Indonesia lawmakers picked Mirza Adityaswara for Bank Indonesia’s number two job, approving an outsider as the central bank grapples with accelerating inflation and a sliding currency.
The parliament’s Commission XI, which oversees financial affairs, chose Adityaswara with 32 votes out of 47, Chairman Olly Dondokambey said in Jakarta today after the vote. Adityaswara, chairman of the agency that guarantees bank deposits in Indonesia, beat Anton Gunawan, PT Bank Danamon Indonesia’s chief economist, to the role.
President Susilo Bambang Yudhoyono nominated the two outside candidates after moving his finance minister Agus Martowardojo to head the central bank in May. The monetary authority has since raised its benchmark interest rate by a total 1.50 percentage points as it fights inflation at a four-year high and a rupiah at the weakest since April 2009.

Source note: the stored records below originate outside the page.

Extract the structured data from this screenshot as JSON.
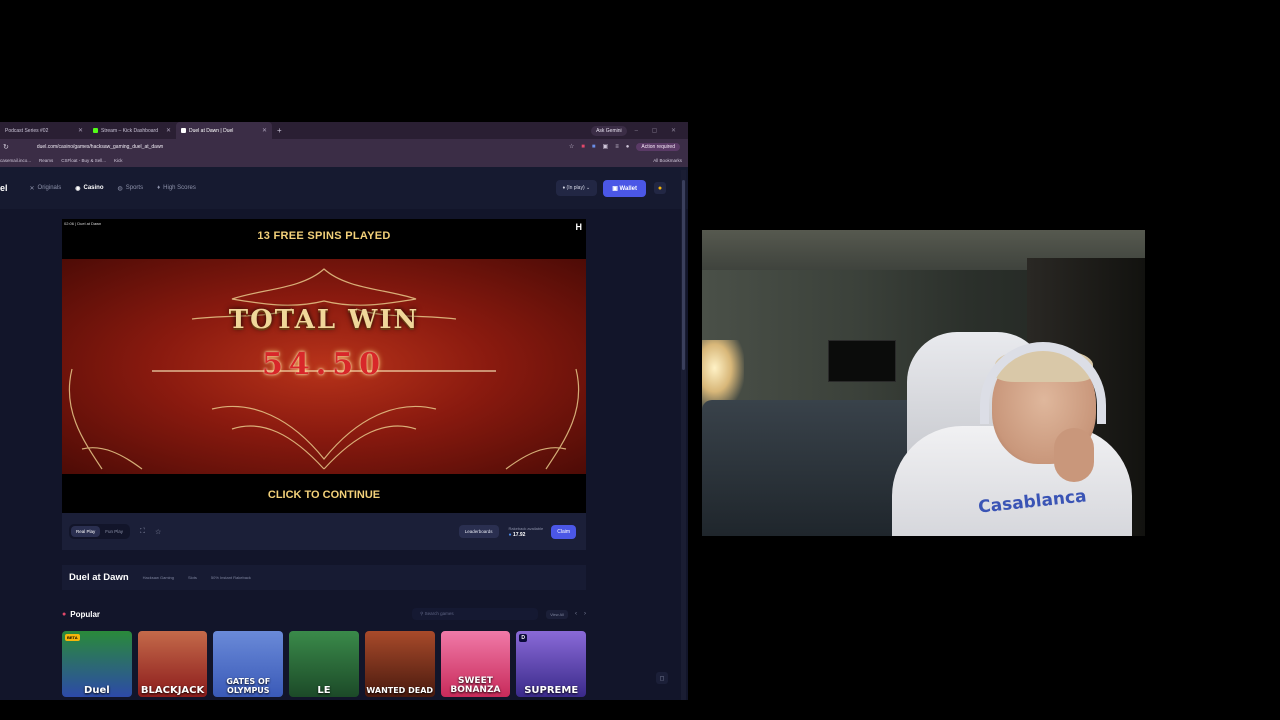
{
  "browser": {
    "tabs": [
      {
        "label": "Podcast Series #02",
        "active": false
      },
      {
        "label": "Stream – Kick Dashboard",
        "active": false
      },
      {
        "label": "Duel at Dawn | Duel",
        "active": true
      }
    ],
    "new_tab": "+",
    "gemini_label": "Ask Gemini",
    "window_controls": "– ▢ ✕",
    "url": "duel.com/casino/games/hacksaw_gaming_duel_at_dawn",
    "action_required": "Action required",
    "bookmarks": [
      "casemail.inco...",
      "Reams",
      "CSFloat - Buy & Sell...",
      "Kick"
    ],
    "all_bookmarks": "All Bookmarks"
  },
  "site": {
    "logo": "el",
    "nav": [
      {
        "label": "Originals",
        "icon": "originals-icon",
        "active": false
      },
      {
        "label": "Casino",
        "icon": "casino-icon",
        "active": true
      },
      {
        "label": "Sports",
        "icon": "sports-icon",
        "active": false
      },
      {
        "label": "High Scores",
        "icon": "trophy-icon",
        "active": false
      }
    ],
    "in_play": "(In play)",
    "wallet": "Wallet"
  },
  "game": {
    "tag": "02:06 | Duel at Dawn",
    "provider_mark": "H",
    "free_spins": "13 FREE SPINS PLAYED",
    "total_win_label": "TOTAL WIN",
    "total_win_amount": "54.50",
    "continue": "CLICK TO CONTINUE"
  },
  "controls": {
    "real_play": "Real Play",
    "fun_play": "Fun Play",
    "leaderboards": "Leaderboards",
    "rakeback_label": "Rakeback available",
    "rakeback_value": "17.92",
    "claim": "Claim"
  },
  "info": {
    "title": "Duel at Dawn",
    "chips": [
      "Hacksaw Gaming",
      "Slots",
      "50% Instant Rakeback"
    ]
  },
  "popular": {
    "label": "Popular",
    "search_placeholder": "Search games",
    "view_all": "View All",
    "games": [
      {
        "name": "Duel",
        "badge": "BETA",
        "bg": "#2d4aa8"
      },
      {
        "name": "BLACKJACK",
        "badge": "",
        "bg": "#8c1c1c"
      },
      {
        "name": "GATES OF OLYMPUS",
        "badge": "",
        "bg": "#3a5ab8"
      },
      {
        "name": "LE",
        "badge": "",
        "bg": "#2c6a3a"
      },
      {
        "name": "WANTED DEAD",
        "badge": "",
        "bg": "#6b2a18"
      },
      {
        "name": "SWEET BONANZA",
        "badge": "",
        "bg": "#d8407a"
      },
      {
        "name": "SUPREME",
        "badge": "D",
        "bg": "#5d3aa8"
      }
    ]
  },
  "webcam": {
    "shirt_text": "Casablanca"
  },
  "colors": {
    "accent": "#4b57e6",
    "gold": "#f3d17a",
    "banner_red": "#b8331a"
  }
}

Adityaswara, 48, headed capital markets and was the chief economist at PT Bank Mandiri, the country’s largest lender by assets, before joining the deposit guarantee agency nearly three years ago. He previously was head of equity research at Credit Suisse Securities Indonesia and has a masters in applied finance from Sydney’s Macquarie University.
Bringing in people from outside the central bank will help strengthen Bank Indonesia’s board, said Edimon Ginting, a deputy country director at the Asian Development Bank in Jakarta.
“The composition of the board of governors would be even better if they had more people from the market,” Ginting said before the decision. “BI’s challenge is to get us out from this turbulence.”
The rupiah gained 0.3 percent to 11,378 per U.S. dollar by 5:34 p.m. in Jakarta, prices from local banks show. The currency has fallen about 13 percent this quarter, the worst performer among the 11 most-traded Asian currencies, according to data compiled by Bloomberg.